Okay, you see less of 'the egg' today than when this was first written, but these kind of sockpuppet accounts are still a huge issue.

It’s far too easy for people to create a new account — that account above I was able to create in 2017, and Twitter didn’t even properly check my email before it allowed me to start Tweeting — nice one! [I used an invalid email address even, which didn’t stop me from publishing]

What does this mean? Twitter as we’ve said above isn’t doing enough to close down sites which are full of hate speech and bullying (sorry America, but your freedom of speech does not allow you to say anything regardless of consequence if what you’re saying contains hate or is bullying or slanderous or incites violence).

And so far I’m just crying a few liberal tears about this. I get a little abuse any time I post anything too left wing political. Anything pro-LGBTQIA, pro-Europe, pro-vaccine, anti-Trump brings out the maddness in a series of organised attacks.

Then there are others on Twitter — the women who might controversially express a technical or scientific view because they’re working in the field for about ten years, or maybe the lesbian or transexual person who dares to publically declare the fact. Obviously such people cannot be allowed to exist, and need to be put in their place with either a death threat, a rape threat, or preferably both!
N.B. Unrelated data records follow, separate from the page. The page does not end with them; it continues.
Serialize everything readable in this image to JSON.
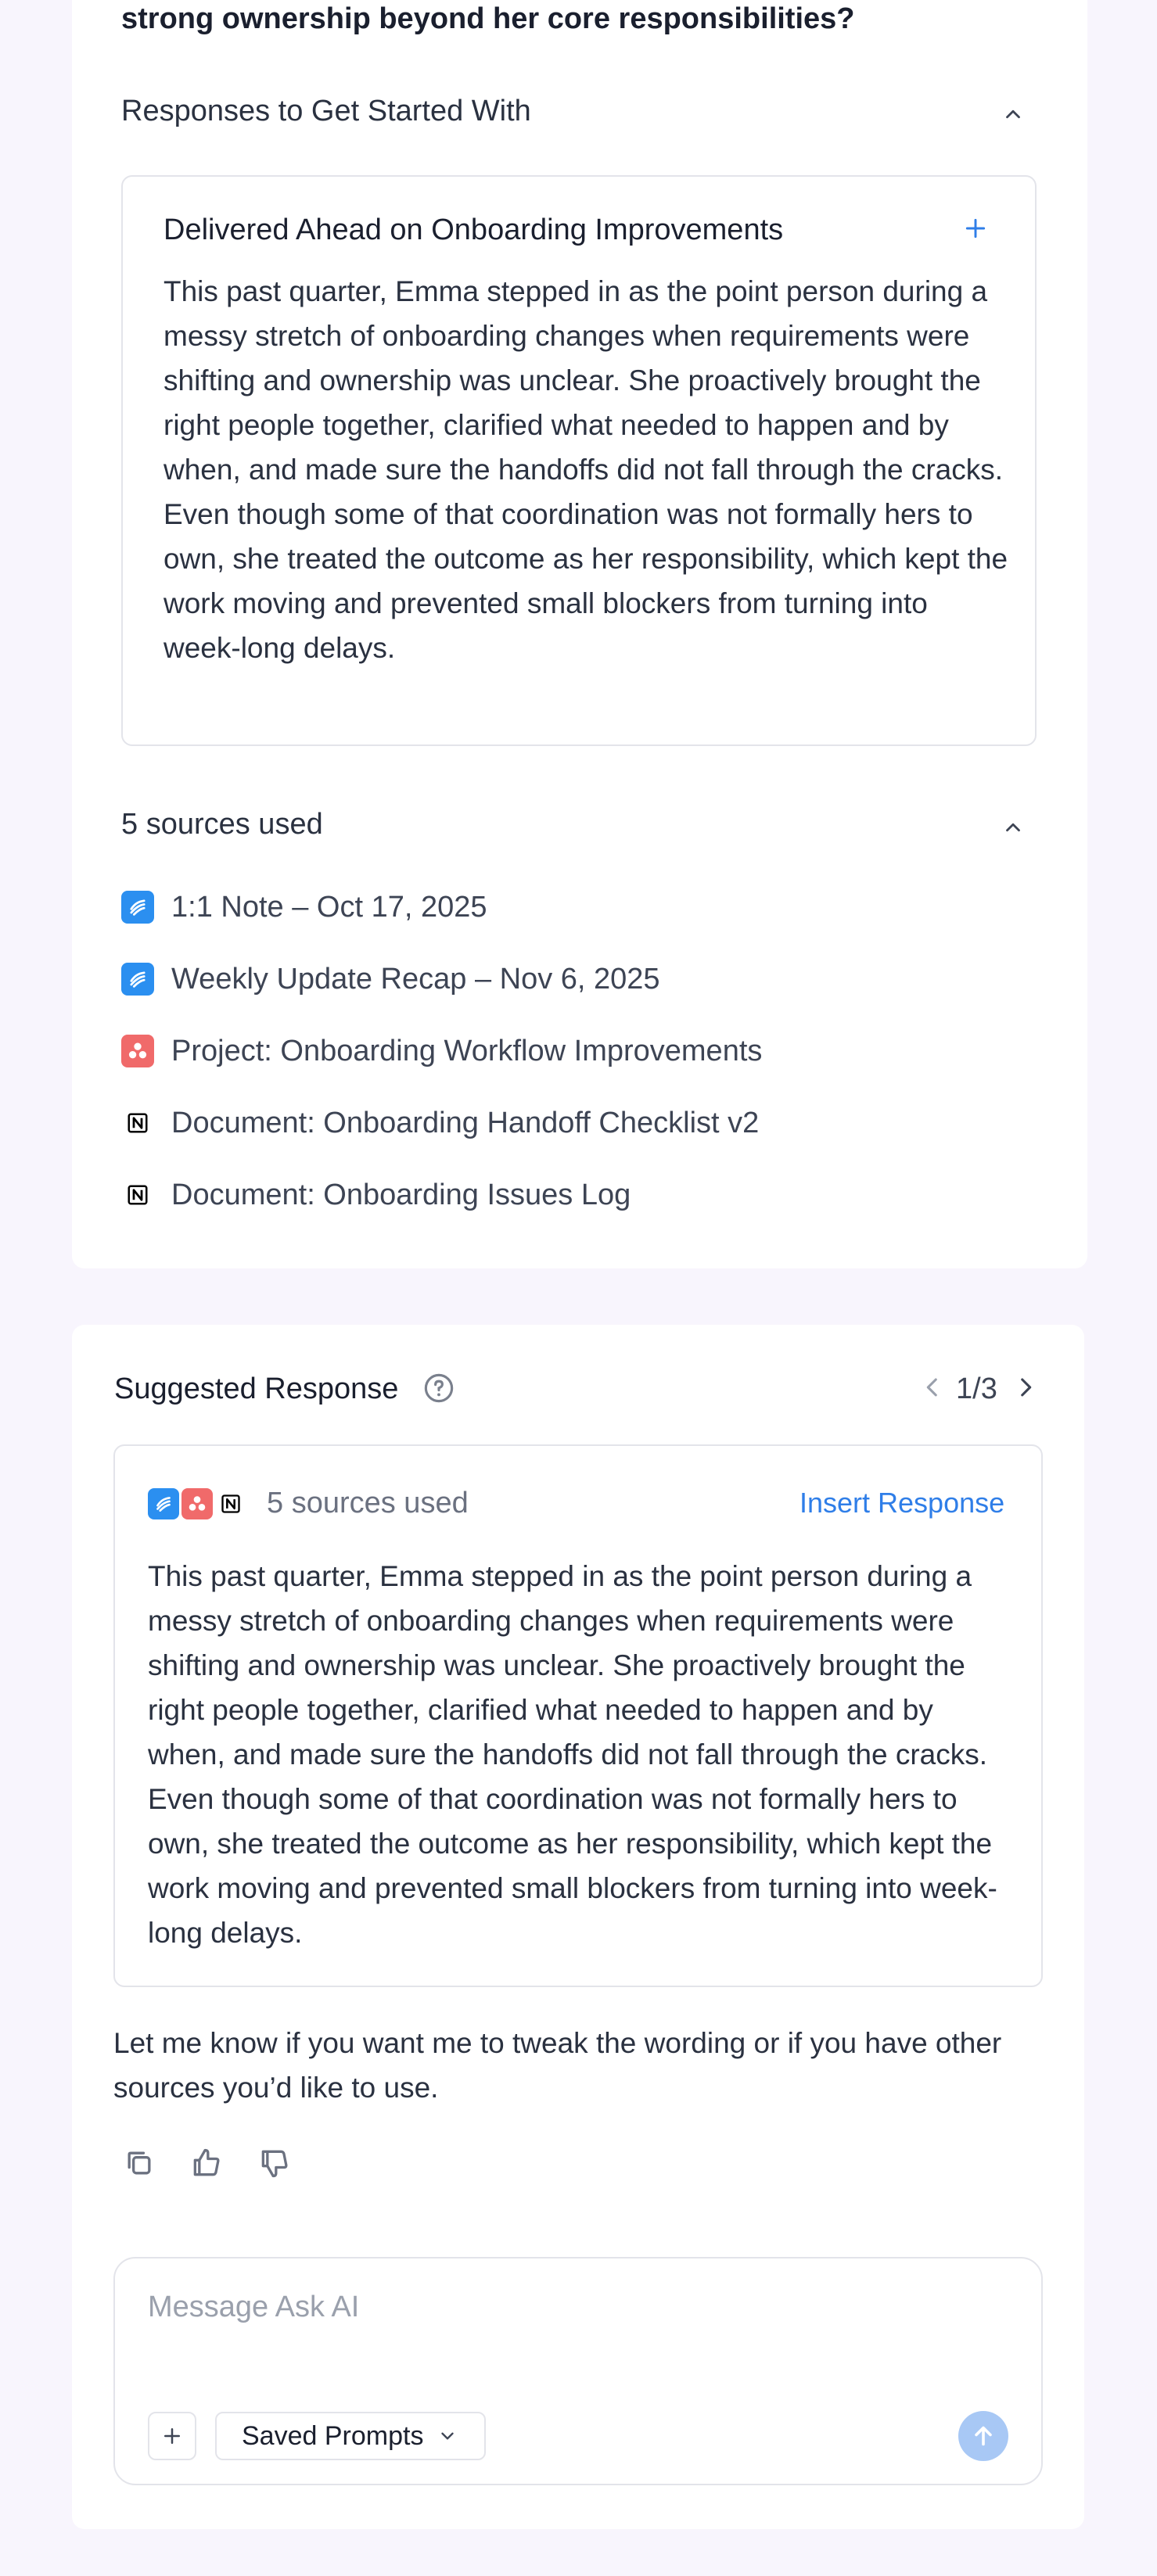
{
  "question": {
    "tail": "strong ownership beyond her core responsibilities?"
  },
  "responses_section": {
    "title": "Responses to Get Started With",
    "response": {
      "title": "Delivered Ahead on Onboarding Improvements",
      "body": "This past quarter, Emma stepped in as the point person during a messy stretch of onboarding changes when requirements were shifting and ownership was unclear. She proactively brought the right people together, clarified what needed to happen and by when, and made sure the handoffs did not fall through the cracks. Even though some of that coordination was not formally hers to own, she treated the outcome as her responsibility, which kept the work moving and prevented small blockers from turning into week-long delays."
    }
  },
  "sources_section": {
    "title": "5 sources used",
    "items": [
      {
        "label": "1:1 Note – Oct 17, 2025",
        "icon": "lattice-icon",
        "color": "#2b8ff0"
      },
      {
        "label": "Weekly Update Recap – Nov 6, 2025",
        "icon": "lattice-icon",
        "color": "#2b8ff0"
      },
      {
        "label": "Project: Onboarding Workflow Improvements",
        "icon": "asana-icon",
        "color": "#f06a6a"
      },
      {
        "label": "Document: Onboarding Handoff Checklist v2",
        "icon": "notion-icon",
        "color": "#000000"
      },
      {
        "label": "Document: Onboarding Issues Log",
        "icon": "notion-icon",
        "color": "#000000"
      }
    ]
  },
  "suggested": {
    "title": "Suggested Response",
    "pager": "1/3",
    "sources_label": "5 sources used",
    "insert_label": "Insert Response",
    "body": "This past quarter, Emma stepped in as the point person during a messy stretch of onboarding changes when requirements were shifting and ownership was unclear. She proactively brought the right people together, clarified what needed to happen and by when, and made sure the handoffs did not fall through the cracks. Even though some of that coordination was not formally hers to own, she treated the outcome as her responsibility, which kept the work moving and prevented small blockers from turning into week-long delays.",
    "followup": "Let me know if you want me to tweak the wording or if you have other sources you’d like to use."
  },
  "composer": {
    "placeholder": "Message Ask AI",
    "saved_prompts_label": "Saved Prompts"
  },
  "colors": {
    "accent": "#2f7ee8",
    "send_button": "#a8c8f5",
    "page_background": "#f8f5fd"
  }
}
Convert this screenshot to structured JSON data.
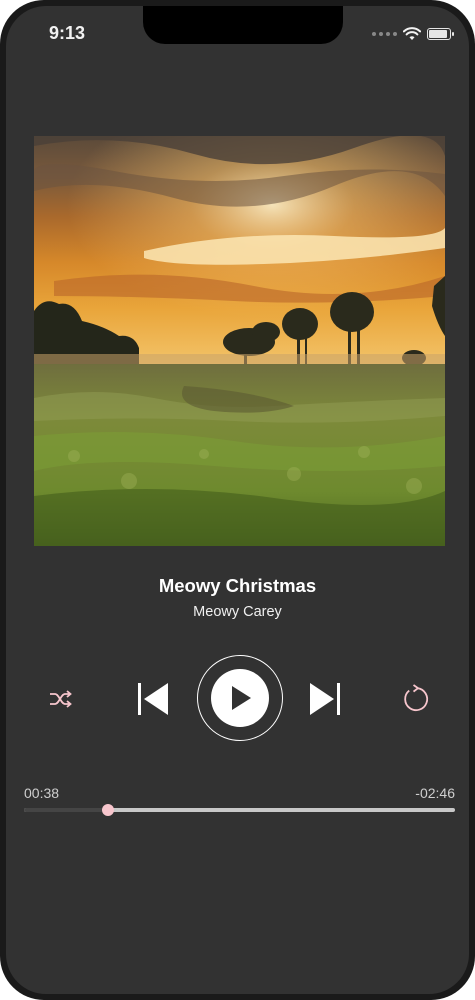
{
  "status_bar": {
    "time": "9:13",
    "signal_icon": "cellular-dots-icon",
    "wifi_icon": "wifi-icon",
    "battery_icon": "battery-icon"
  },
  "now_playing": {
    "album_art": "sunset-field-landscape",
    "title": "Meowy Christmas",
    "artist": "Meowy Carey"
  },
  "controls": {
    "shuffle_icon": "shuffle-icon",
    "previous_icon": "skip-previous-icon",
    "play_icon": "play-icon",
    "next_icon": "skip-next-icon",
    "repeat_icon": "repeat-icon",
    "accent_color": "#f7c6cd"
  },
  "progress": {
    "elapsed": "00:38",
    "remaining": "-02:46",
    "fraction": 0.195
  }
}
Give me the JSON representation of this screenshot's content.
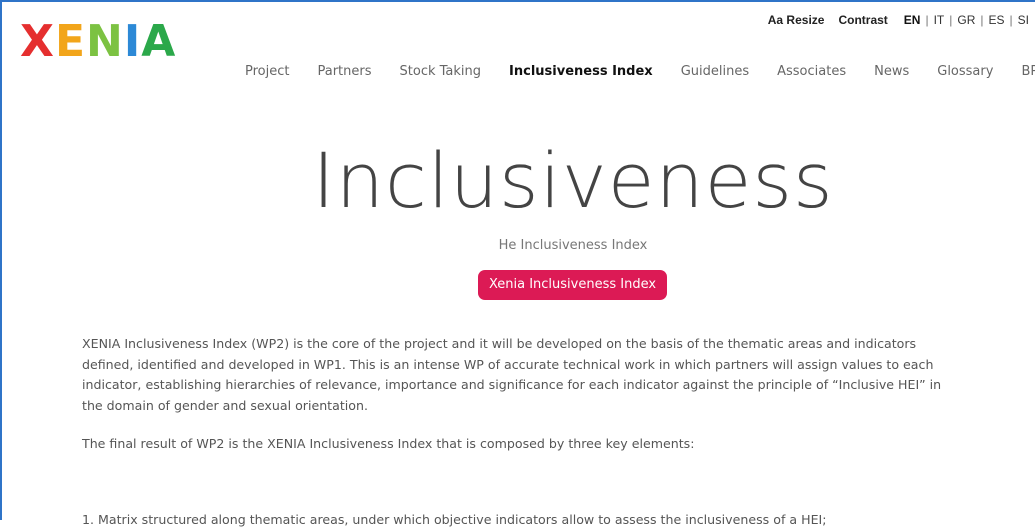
{
  "brand": {
    "letters": [
      {
        "char": "X",
        "color": "#e52f2f"
      },
      {
        "char": "E",
        "color": "#f2a51a"
      },
      {
        "char": "N",
        "color": "#7cc242"
      },
      {
        "char": "I",
        "color": "#2c89d6"
      },
      {
        "char": "A",
        "color": "#2ba84a"
      }
    ]
  },
  "utility": {
    "resize_label": "Aa Resize",
    "contrast_label": "Contrast",
    "languages": [
      "EN",
      "IT",
      "GR",
      "ES",
      "SI"
    ],
    "active_language": "EN"
  },
  "nav": {
    "items": [
      {
        "label": "Project"
      },
      {
        "label": "Partners"
      },
      {
        "label": "Stock Taking"
      },
      {
        "label": "Inclusiveness Index",
        "active": true
      },
      {
        "label": "Guidelines"
      },
      {
        "label": "Associates"
      },
      {
        "label": "News"
      },
      {
        "label": "Glossary"
      },
      {
        "label": "BP"
      }
    ]
  },
  "hero": {
    "title": "Inclusiveness",
    "subtitle": "He Inclusiveness Index",
    "button_label": "Xenia Inclusiveness Index",
    "button_color": "#dc1a55"
  },
  "content": {
    "paragraph1_lines": [
      "XENIA Inclusiveness Index (WP2) is the core of the project and it will be developed on the basis of the thematic areas and indicators",
      "defined, identified and developed in WP1. This is an intense WP of accurate technical work in which partners will assign values to each",
      "indicator, establishing hierarchies of relevance, importance and significance for each indicator against the principle of “Inclusive HEI” in",
      "the domain of gender and sexual orientation."
    ],
    "paragraph2": "The final result of WP2 is the XENIA Inclusiveness Index that is composed by three key elements:",
    "list_item_1": "1. Matrix structured along thematic areas, under which objective indicators allow to assess the inclusiveness of a HEI;"
  }
}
As a common theme I’ve seen in both Sophie LaBelle on Facebook who runs “Assigned Male” and Scout Barbour-Evans on Twitter, this kind of abuse isn’t something that they trigger by doing anything other than existing. Their timelines are full of it.

Welcome to the golden age of social media. This is not okay — this is not okay at all!

It’s like some giant experiment of Lord Of The Flies. Without some form of moderation, some enforceable authority, a group tests it’s boundaries. If they find none, they’ll push and push, and only settle for what they can get away with. The thrill becomes seeing what they can do.

So you get obscenity, sexual content, bullying, intimidation, death threats, rape threats.

In something aping Lord Of The Flies, a journalist who received rape threats on Facebook followed them to the source, and contacted those persons parents, who were horrified. Read her story here. It mimics the end of Lord Of The Flies, where a group of abandoned schoolboys have become feral and violent (even killing one of their number), however when an authority figure in the form of a Naval office appears, they chillingly revert back to sobbing children.

All this is unacceptable — no matter what social media you use, apply pressure to it in order to handle this better. If you see someone being abused on it, then report their posts, and maybe even send a message of support to the person being bullied. But don’t turn a blind eye to this behaviour, unless you really do enjoy the world of Lord Of The Flies.

It feels like all we want is to feel safe on social media. But all social media hears is "you want to link your NFTs?" Things need to change.